Above all, remember that *context is important. *These numbers are aggregates, and you, the fantasy manager, must decide if trends for a specific player should continue. Plenty of variables like injury, age, personnel, coaching, etc. factor in. Use this to your advantage, but always be sure to understand the specific situation before making a decision!

______

Did I miss something? Want to philosophize about something else? Message me on Twitter.

*This is using the *residual standard error.*

## Comments

Yes, this is certainly a good point; I do try to note in the article when the y-axis is incredibly ‘zoomed in’ and thus the trend line we see is incredibly insignificant, usually with more ‘random’ stats like TDs and INTs, as you mentioned.

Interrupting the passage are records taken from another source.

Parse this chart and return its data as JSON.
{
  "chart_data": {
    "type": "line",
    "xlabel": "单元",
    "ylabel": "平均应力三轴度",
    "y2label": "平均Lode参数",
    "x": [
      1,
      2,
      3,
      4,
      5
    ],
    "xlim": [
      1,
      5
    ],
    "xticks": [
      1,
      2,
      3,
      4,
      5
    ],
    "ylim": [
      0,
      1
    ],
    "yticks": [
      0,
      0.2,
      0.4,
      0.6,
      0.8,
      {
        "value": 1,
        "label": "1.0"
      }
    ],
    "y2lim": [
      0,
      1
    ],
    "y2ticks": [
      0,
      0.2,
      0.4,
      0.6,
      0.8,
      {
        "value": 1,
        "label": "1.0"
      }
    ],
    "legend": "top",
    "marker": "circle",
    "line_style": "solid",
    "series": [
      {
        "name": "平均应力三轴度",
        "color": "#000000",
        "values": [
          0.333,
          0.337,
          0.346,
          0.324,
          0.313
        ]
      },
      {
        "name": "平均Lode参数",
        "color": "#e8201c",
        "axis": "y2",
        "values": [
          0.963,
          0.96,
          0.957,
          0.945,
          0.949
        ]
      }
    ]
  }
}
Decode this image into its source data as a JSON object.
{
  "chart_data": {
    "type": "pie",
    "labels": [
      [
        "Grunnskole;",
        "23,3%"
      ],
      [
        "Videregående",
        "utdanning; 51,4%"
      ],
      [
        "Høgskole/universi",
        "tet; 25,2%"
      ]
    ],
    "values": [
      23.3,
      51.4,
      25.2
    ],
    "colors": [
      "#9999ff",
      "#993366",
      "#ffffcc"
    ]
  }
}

I definitely hear you, though: these charts could be a bit more clear. I was considering working with different error metrics but settled on the default in the interest of being as interpretable as possible…but you make a great point, and the % measurement idea is a very good one. Thanks for reading and commenting, I’ll work on including these ideas in future articles!

In my opinion, the y-scale for the error plots should start at 0 for every plot. There is a relatively significant trend for some but for others the scaling grossly misrepresents the results. Take the RB TDs error for example: on a glance it seems that sample size matters, but we’re really only looking at a range of roughly 0.03 TDs. So the way it’s currently displayed is a bit disingenuous.

If there’s concern over the high range of some statistics looking awkward or masking any actual trend due to the scaling (yards would be the worst probably), perhaps you could set the 1 game window error as a baseline and plot the “% Error Improvement” for the subsequent windows, or something like that. This probably has limited statistics justification but would translate easily for the audience.

Alternatively, you could use a normalized error metric like MASE or NRMSE, but you may have to sidestep an explanation.